Wartamelawi.com – Dalam rangka meningkatkan efisiensi dan transparansi pengelolaan keuangan satuan kerja, Kantor Pertanahan Kabupaten Melawi mengikuti kegiatan zoom meeting yang diselenggarakan oleh Bank Rakyat Indonesia (BRI) dengan agenda Implementasi QLola Cash Management, Rabu (7/1/2026).
Kegiatan yang dilaksanakan secara daring tersebut bertujuan untuk memberikan pemahaman teknis sekaligus optimalisasi pemanfaatan platform digital QLola by BRI dalam mendukung pengelolaan transaksi keuangan yang lebih modern, terintegrasi, dan akuntabel di lingkungan instansi pemerintah.
Di Kantor Pertanahan Kabupaten Melawi, kegiatan ini diikuti langsung oleh Kepala Kantor Pertanahan Kabupaten Melawi, Bagus Ariyadi, bersama Aldi Mampetua Tambunan selaku Bendahara, serta jajaran anggota terkait.
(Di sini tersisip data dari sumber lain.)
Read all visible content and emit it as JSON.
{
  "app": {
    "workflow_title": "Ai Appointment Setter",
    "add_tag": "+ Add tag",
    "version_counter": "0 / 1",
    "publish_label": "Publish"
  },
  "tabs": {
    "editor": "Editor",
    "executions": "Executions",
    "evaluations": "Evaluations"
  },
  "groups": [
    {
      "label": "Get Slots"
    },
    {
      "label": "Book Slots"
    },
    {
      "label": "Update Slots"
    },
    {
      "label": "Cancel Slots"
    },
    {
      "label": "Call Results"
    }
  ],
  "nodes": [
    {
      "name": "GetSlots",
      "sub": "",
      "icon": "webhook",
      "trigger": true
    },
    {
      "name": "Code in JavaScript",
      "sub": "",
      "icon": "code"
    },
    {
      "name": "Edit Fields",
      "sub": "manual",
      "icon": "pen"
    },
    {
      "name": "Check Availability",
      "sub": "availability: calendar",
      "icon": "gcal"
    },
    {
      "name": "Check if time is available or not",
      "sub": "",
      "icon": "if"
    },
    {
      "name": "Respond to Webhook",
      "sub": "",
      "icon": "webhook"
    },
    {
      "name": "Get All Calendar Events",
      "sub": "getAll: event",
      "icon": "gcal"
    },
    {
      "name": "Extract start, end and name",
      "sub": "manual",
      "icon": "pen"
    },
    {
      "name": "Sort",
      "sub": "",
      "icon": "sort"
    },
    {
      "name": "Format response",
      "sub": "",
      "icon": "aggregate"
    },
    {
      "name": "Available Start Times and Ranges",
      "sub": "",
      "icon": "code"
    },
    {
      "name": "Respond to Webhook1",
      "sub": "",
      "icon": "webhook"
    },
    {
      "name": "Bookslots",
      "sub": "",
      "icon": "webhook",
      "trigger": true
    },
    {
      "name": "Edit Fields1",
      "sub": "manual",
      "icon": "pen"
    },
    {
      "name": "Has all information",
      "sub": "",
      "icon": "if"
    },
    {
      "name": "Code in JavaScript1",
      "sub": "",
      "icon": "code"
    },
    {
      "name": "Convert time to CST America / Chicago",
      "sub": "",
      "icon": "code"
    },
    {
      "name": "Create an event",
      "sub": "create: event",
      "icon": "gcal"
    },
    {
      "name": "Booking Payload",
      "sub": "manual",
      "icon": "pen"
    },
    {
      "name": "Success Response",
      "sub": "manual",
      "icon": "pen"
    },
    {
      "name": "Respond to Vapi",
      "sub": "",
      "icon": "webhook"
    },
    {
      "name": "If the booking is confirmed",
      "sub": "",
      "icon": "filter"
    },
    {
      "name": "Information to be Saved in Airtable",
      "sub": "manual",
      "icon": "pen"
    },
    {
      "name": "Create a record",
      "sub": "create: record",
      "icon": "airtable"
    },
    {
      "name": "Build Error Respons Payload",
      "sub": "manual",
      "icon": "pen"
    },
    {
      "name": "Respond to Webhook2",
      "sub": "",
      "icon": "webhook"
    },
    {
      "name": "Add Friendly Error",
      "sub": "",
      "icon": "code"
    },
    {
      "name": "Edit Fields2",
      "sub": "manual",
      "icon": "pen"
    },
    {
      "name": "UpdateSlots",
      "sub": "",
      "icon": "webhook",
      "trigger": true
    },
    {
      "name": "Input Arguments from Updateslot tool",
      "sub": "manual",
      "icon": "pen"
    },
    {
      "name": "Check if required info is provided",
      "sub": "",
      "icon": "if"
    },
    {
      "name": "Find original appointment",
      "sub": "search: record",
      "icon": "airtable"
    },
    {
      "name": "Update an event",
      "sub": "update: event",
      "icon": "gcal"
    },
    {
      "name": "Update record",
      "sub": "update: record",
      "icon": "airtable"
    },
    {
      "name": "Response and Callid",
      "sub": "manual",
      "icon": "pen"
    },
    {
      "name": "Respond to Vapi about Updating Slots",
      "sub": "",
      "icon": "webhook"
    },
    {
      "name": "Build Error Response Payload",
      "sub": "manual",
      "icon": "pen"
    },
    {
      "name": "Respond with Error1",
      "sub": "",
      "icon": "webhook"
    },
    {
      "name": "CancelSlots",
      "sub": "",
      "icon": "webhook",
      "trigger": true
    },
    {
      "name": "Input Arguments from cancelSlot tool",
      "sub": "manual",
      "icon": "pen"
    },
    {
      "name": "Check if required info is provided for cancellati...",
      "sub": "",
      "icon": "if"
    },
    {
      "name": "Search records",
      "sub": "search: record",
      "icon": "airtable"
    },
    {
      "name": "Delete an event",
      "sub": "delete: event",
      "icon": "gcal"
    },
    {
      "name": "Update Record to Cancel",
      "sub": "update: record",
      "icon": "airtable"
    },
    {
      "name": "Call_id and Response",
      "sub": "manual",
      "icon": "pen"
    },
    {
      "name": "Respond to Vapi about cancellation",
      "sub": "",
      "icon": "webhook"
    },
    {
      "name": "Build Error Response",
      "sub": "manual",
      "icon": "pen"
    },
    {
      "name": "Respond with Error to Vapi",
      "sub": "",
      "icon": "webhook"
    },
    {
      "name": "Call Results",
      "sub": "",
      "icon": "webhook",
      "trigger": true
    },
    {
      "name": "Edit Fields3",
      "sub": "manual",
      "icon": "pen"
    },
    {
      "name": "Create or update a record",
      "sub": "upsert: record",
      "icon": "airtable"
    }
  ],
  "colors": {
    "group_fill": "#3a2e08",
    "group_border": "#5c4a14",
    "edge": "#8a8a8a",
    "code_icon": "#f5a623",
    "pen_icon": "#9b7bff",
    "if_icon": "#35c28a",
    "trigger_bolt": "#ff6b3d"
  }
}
Kepala Kantor Pertanahan Kabupaten Melawi, Bagus Ariyadi, menyambut baik implementasi sistem digital tersebut. Menurutnya, penerapan QLola Cash Management sejalan dengan kebutuhan instansi dalam menghadirkan tata kelola keuangan yang profesional dan transparan.
“Implementasi QLola Cash Management ini merupakan langkah strategis dalam mendukung digitalisasi pengelolaan keuangan di lingkungan Kantor Pertanahan. Dengan sistem yang terintegrasi, proses transaksi menjadi lebih efisien, transparan, dan mudah untuk dipantau,” ujar Bagus Ariyadi.
Sementara itu, Bendahara Kantor Pertanahan Kabupaten Melawi, Aldi Mampetua Tambunan, menilai platform QLola memberikan kemudahan teknis dalam pengelolaan keuangan satuan kerja.
“Melalui QLola, kami dapat mengakses berbagai layanan keuangan dalam satu portal terpadu, mulai dari cash management, transfer dana, virtual account hingga financial dashboard. Hal ini tentu sangat membantu dalam memastikan ketepatan dan akurasi pengelolaan keuangan,” jelasnya.
QLola by BRI sendiri merupakan platform digital terintegrasi yang dikembangkan oleh Bank Rakyat Indonesia untuk memberikan kemudahan pengelolaan transaksi keuangan bagi nasabah korporasi dan institusi. Melalui sistem Single Sign-On Access, pengguna dapat mengakses berbagai layanan keuangan hanya dalam satu portal.
Implementasi aplikasi ini diharapkan mampu mendukung percepatan transformasi digital di bidang layanan keuangan, sekaligus sejalan dengan arah kebijakan pengelolaan keuangan modern yang mengedepankan prinsip transparan, cepat, dan akurat. (Bgs).